Israeli bulldozers have razed large sections of the nearly deserted Jenin refugee camp in the northern West Bank, carving wide roads through its former maze of alleys, mirroring tactics used in Gaza as troops prepare for a prolonged presence.
Jenin Crackdown
At least 40,000 Palestinians have left their homes in Jenin and the nearby city of Tulkarm in the northern West Bank since Israel began its operation just a day after reaching a ceasefire agreement in Gaza after 15 months of war.
“Jenin is a repeat of what happened in Jabalia,” said Basheer Matahen, spokesperson for the Jenin municipality, referring to the refugee camp in northern Gaza that was cleared out by the Israeli army after weeks of bitter fighting. “The camp has become uninhabitable.”
Demolition Continues
He said at least 12 bulldozers were at work demolishing houses and infrastructure in the camp, once a crowded township that housed descendants of Palestinians who fled their homes or were driven out in the 1948 war in what Palestinians call the ‘Nakba’ or catastrophe at the start of the state of Israel.
He said army engineering teams could be seen making preparations for a long-term stay, bringing water tanks and generators to a special area of almost one acre in size.
No comment was immediately available from the Israeli military but on Sunday, Defence Minister Israel Katz ordered troops to prepare for “a prolonged stay”, saying the camps had been cleared “for the coming year” and residents would not be allowed to return.

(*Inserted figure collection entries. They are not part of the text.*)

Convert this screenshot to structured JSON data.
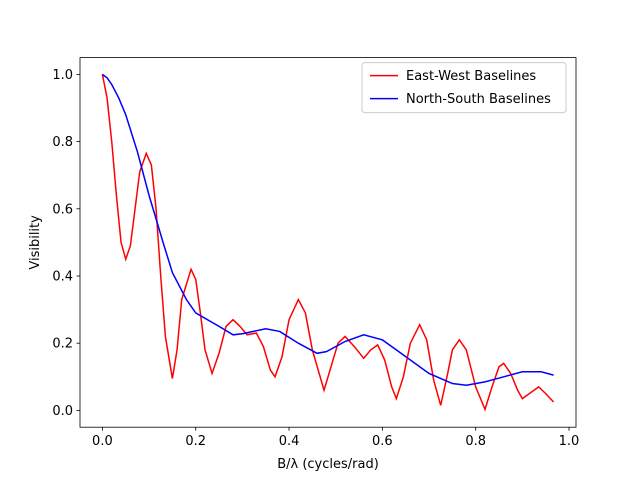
{
  "chart_data": {
    "type": "line",
    "xlabel": "B/λ (cycles/rad)",
    "ylabel": "Visibility",
    "xlim": [
      -0.048,
      1.015
    ],
    "ylim": [
      -0.05,
      1.05
    ],
    "xticks": [
      {
        "value": 0,
        "label": "0.0"
      },
      {
        "value": 0.2,
        "label": "0.2"
      },
      {
        "value": 0.4,
        "label": "0.4"
      },
      {
        "value": 0.6,
        "label": "0.6"
      },
      {
        "value": 0.8,
        "label": "0.8"
      },
      {
        "value": 1,
        "label": "1.0"
      }
    ],
    "yticks": [
      {
        "value": 0,
        "label": "0.0"
      },
      {
        "value": 0.2,
        "label": "0.2"
      },
      {
        "value": 0.4,
        "label": "0.4"
      },
      {
        "value": 0.6,
        "label": "0.6"
      },
      {
        "value": 0.8,
        "label": "0.8"
      },
      {
        "value": 1,
        "label": "1.0"
      }
    ],
    "legend": "upper right",
    "series": [
      {
        "name": "East-West Baselines",
        "color": "#ff0000",
        "x": [
          0,
          0.01,
          0.02,
          0.03,
          0.04,
          0.05,
          0.06,
          0.07,
          0.08,
          0.094,
          0.105,
          0.115,
          0.125,
          0.135,
          0.15,
          0.16,
          0.17,
          0.19,
          0.2,
          0.21,
          0.22,
          0.235,
          0.25,
          0.265,
          0.28,
          0.295,
          0.31,
          0.33,
          0.345,
          0.36,
          0.37,
          0.385,
          0.4,
          0.42,
          0.435,
          0.45,
          0.475,
          0.49,
          0.505,
          0.52,
          0.54,
          0.56,
          0.575,
          0.59,
          0.605,
          0.62,
          0.63,
          0.645,
          0.66,
          0.68,
          0.695,
          0.71,
          0.725,
          0.74,
          0.75,
          0.765,
          0.78,
          0.8,
          0.82,
          0.835,
          0.85,
          0.86,
          0.875,
          0.89,
          0.9,
          0.915,
          0.935,
          0.95,
          0.967
        ],
        "values": [
          1.0,
          0.93,
          0.8,
          0.64,
          0.5,
          0.45,
          0.49,
          0.6,
          0.71,
          0.765,
          0.73,
          0.6,
          0.4,
          0.22,
          0.095,
          0.18,
          0.33,
          0.42,
          0.39,
          0.29,
          0.18,
          0.11,
          0.17,
          0.25,
          0.27,
          0.25,
          0.225,
          0.23,
          0.19,
          0.12,
          0.1,
          0.16,
          0.27,
          0.33,
          0.29,
          0.18,
          0.06,
          0.13,
          0.2,
          0.22,
          0.19,
          0.155,
          0.18,
          0.195,
          0.15,
          0.07,
          0.035,
          0.1,
          0.2,
          0.255,
          0.21,
          0.09,
          0.015,
          0.11,
          0.18,
          0.21,
          0.18,
          0.07,
          0.003,
          0.07,
          0.13,
          0.14,
          0.11,
          0.06,
          0.035,
          0.05,
          0.07,
          0.05,
          0.025
        ]
      },
      {
        "name": "North-South Baselines",
        "color": "#0000ff",
        "x": [
          0,
          0.01,
          0.02,
          0.035,
          0.05,
          0.075,
          0.1,
          0.13,
          0.15,
          0.18,
          0.2,
          0.25,
          0.28,
          0.3,
          0.35,
          0.38,
          0.42,
          0.46,
          0.48,
          0.52,
          0.56,
          0.6,
          0.65,
          0.7,
          0.75,
          0.78,
          0.82,
          0.86,
          0.9,
          0.94,
          0.967
        ],
        "values": [
          1.0,
          0.99,
          0.97,
          0.93,
          0.88,
          0.77,
          0.64,
          0.5,
          0.41,
          0.33,
          0.29,
          0.25,
          0.225,
          0.228,
          0.243,
          0.235,
          0.2,
          0.17,
          0.175,
          0.205,
          0.225,
          0.21,
          0.16,
          0.11,
          0.08,
          0.075,
          0.085,
          0.1,
          0.115,
          0.115,
          0.105
        ]
      }
    ]
  }
}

Northern West Bank Operations
The month-long operation in the northern West Bank has been one of the biggest seen since the Second Intifada uprising by Palestinians more than 20 years ago, involving several brigades of Israeli troops backed by drones, helicopters, and, for the first time in decades, heavy battle tanks.
“There is a broad and ongoing evacuation of population, mainly in the two refugee camps, Nur Shams, near to Tulkarm and Jenin,” said Michael Milshtein, a former military intelligence official who heads the Palestinian Studies Forum at the Moshe Dayan Center for Middle Eastern and African Studies.
“I don’t know what the broad strategy is but there’s no doubt at all that we didn’t see such a step in the past.”
Permanent Displacement Feared
Israel launched the operation, saying it intended to take on Iranian-backed militant groups including Hamas and Islamic Jihad that have been firmly implanted in the refugee camps for decades, despite repeated Israeli attempts to root them out.
But as the weeks have gone on, Palestinians have said the real intention appears to be a large-scale, permanent displacement of the population by destroying homes and making it impossible for them to stay.
“Israel wants to erase the camps and the memory of the camps, morally and financially, they want to erase the name of refugees from the memory of the people,” said 85-year-old Hassan al-Katib, who lived in the Jenin camp with 20 children and grandchildren before abandoning his house and all his possessions during the Israeli operation.
Already, Israel has campaigned to undermine UNWRA, the main Palestinian relief agency, banning it from its former headquarters in East Jerusalem and ordering it to stop operations in Jenin.
“We don’t know what is the intention of the state of Israel. We know there’s a lot of displacement out of the camps,” said UNRWA spokesperson Juliette Touma, adding that refugees had the same status regardless of their physical location.